In our study, low T3 was found in 3.8% of stage 3, 26.6 % of stage 4, and 69.6 % of stage 5. Sang et al findings' are in accordance with our study.8 They observed that the frequency of low T3 increased as CKD progressed and there was statistically significant positive relationship between total T3 and creatinine clearance (p<0.001). This shows that even when TSH levels were normal, blood T3 levels were linked to CKD severity. It was non-significant (p value>0.27) in terms of low T3 distribution by gender, with men and females having 42 and 37 %, respectively. According to Zhang et al.9 there is a connection between elevated TSH levels and an increased risk of developing CKD. His study concluded that in a large cohort of euthyroid men and women, high TSH and low FT3 levels, even when within the normal range, were connected to a slight increase in the risk of incident CKD. According to Rhee et al.10 in a review publication, low T3 levels are the most often detected thyroid function test abnormalities in people with chronic renal disease. The prevalence of low T3 increased incrementally as kidney function deteriorated in a study of 2284 CKD patients with normal TSH levels, to the point where more than three-quarters of patients with Stage 5 CKD had low levels: 8, 11, 21, 60, and 79 percent, respectively, with eGFRs of 90, 60–89, 30–59, 15–29, and 15 ml/min/1.73m2.

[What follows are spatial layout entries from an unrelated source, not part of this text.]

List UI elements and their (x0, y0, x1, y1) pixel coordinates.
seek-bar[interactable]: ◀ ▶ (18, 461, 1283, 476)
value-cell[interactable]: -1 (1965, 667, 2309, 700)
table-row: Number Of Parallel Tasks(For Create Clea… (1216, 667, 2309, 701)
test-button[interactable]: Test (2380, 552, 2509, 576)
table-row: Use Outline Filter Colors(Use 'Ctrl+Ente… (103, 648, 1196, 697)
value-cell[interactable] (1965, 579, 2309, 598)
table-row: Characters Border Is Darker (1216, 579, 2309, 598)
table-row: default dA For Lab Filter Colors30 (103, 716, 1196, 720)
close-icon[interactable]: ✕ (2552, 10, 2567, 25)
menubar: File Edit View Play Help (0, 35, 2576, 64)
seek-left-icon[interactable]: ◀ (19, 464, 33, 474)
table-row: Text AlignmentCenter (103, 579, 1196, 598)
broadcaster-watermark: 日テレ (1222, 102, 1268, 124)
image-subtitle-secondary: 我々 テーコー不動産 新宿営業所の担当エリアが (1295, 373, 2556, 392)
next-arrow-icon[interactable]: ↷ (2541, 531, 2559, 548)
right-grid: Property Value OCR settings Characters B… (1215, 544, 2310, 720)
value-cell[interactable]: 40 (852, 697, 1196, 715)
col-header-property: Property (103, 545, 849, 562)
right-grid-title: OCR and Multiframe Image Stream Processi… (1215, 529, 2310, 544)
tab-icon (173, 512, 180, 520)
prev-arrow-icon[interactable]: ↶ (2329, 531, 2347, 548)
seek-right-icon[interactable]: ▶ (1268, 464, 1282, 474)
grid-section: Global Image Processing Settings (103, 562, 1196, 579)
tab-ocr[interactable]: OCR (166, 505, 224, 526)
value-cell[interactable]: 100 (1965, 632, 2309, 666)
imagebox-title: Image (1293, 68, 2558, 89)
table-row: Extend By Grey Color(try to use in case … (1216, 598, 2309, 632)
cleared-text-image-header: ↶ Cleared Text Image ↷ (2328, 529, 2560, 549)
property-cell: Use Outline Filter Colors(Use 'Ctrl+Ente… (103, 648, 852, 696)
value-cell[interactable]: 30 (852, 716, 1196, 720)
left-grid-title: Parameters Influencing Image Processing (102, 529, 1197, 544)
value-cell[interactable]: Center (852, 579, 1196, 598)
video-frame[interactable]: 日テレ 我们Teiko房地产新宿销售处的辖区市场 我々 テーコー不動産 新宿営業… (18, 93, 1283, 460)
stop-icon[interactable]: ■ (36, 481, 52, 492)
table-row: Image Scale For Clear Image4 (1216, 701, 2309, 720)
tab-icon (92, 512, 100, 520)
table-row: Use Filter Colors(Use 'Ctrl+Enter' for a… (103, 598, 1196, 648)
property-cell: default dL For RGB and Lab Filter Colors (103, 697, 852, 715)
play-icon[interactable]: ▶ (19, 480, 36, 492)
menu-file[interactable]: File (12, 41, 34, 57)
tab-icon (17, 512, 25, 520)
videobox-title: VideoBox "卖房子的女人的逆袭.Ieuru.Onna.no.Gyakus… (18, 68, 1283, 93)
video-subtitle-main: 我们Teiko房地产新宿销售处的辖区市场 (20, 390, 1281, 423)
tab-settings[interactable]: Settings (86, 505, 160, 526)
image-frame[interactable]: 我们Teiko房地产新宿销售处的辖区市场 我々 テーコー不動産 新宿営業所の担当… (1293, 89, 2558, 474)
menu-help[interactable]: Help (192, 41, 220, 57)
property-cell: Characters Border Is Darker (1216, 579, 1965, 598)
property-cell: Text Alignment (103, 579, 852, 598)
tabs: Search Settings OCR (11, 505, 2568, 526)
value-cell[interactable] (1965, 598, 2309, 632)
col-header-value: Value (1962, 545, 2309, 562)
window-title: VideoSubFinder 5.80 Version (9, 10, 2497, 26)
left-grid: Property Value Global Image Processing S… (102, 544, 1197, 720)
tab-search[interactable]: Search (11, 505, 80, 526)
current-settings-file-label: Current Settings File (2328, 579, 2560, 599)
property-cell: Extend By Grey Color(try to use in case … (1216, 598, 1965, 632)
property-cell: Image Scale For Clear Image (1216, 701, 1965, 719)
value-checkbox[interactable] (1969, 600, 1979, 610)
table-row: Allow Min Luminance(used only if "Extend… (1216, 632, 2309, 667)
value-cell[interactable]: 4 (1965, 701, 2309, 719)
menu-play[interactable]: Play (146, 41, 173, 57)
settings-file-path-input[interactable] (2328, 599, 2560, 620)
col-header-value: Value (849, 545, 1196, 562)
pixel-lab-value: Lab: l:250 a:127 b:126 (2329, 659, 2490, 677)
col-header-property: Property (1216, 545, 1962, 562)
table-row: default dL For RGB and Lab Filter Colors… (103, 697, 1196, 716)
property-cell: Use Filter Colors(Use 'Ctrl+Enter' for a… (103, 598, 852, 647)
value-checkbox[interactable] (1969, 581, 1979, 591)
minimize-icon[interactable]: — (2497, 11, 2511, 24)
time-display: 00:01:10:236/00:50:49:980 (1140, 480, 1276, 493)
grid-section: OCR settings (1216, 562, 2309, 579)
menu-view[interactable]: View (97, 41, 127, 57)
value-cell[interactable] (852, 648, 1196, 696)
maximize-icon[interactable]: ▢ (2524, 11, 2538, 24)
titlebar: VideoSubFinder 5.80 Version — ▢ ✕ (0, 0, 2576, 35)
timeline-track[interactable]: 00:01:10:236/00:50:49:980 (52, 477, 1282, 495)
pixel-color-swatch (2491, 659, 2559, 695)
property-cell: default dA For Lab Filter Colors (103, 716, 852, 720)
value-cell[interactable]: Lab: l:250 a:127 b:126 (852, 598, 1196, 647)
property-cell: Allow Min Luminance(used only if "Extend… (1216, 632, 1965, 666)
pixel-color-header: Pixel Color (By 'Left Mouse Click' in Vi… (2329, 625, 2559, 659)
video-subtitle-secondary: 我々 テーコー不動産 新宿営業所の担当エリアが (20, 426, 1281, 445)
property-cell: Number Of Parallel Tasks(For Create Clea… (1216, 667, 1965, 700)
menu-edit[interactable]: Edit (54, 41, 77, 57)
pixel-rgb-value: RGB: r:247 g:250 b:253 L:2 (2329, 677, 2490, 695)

In our study of 150 chronic kidney disease patients, 37 (24.7%) had low T4 levels, which is similar to Mohamedali et al. (2014) 11 and Avasthi et al. (2001). 12 Males and females in the group of 37 were 17 and 20 years old, respectively. In stage 3, the low T4 is 8.1%, 27% in stage 4, and 64.9 % in stage 5. In our investigation, 22 individuals (14.7%), 11 men and 11 females, exhibited subclinical hypothyroidism, which is comparable with Michel et al. 2008 study. 13 In this study, 293 (9.5%) of the 3089 adult participants had subclinical primary hypothyroidism, while 277 (9%) had a GFR of 60 ml/min per 1.73 m2.
9.1 percent of patients with stage 3 CKD, 22.7 percent in stage 4, and 68.2 percent in stage 5 had hypothyroidism in our study. Similar findings were found in a 2005 study by Lo et al., 14 who discovered that the prevalence of hypothyroidism increased with decreasing GFR (measured in mL/min/1.73 m2, occurring in 5.4 percent of subjects with GFR 90, 10.9 percent with GFR 60-89, 20.4 percent with GFR 45-59, and 23.0 percent with GFR 30-44, respectively) among 14,623 adult participants with serum creatinine and thyroid function tests. Lower GFR was connected to a greater incidence of hypothyroidism when compared to GFR of 90 mL/min/1.73m2.
In a cross-sectional research, Chandra et al.15 tested 358 CKD patients for hypothyroidism using biochemical tests. Among the participants, 143 had subclinical biochemical hypothyroidism and 59 had overt hypothyroidism. TSH levels in the overt hypothyroid group were considerably higher, whereas free T4 levels were significantly lower than in the nonhypothyroid group.
According to Quvionverde et al., hypothyroidism was observed in roughly 5% of ESRD patients. Two investigations, Lim et al.7 and Singh et al., 16 looked at the effect of haemodialysis on the thyroid profile in persons with chronic kidney disease.16
Conclusion
Hypothyroidism is linked with a considerable rise in the severity of chronic kidney disease. Low T3 syndrome was seen in most patients (52.7%) who had a disturbed thyroid profile. The eGFR and T3 levels have a direct linear relationship. The incidence of low T3 and low T4 syndrome grows in conjunction with the severity of renal failure (with decrease in eGFR).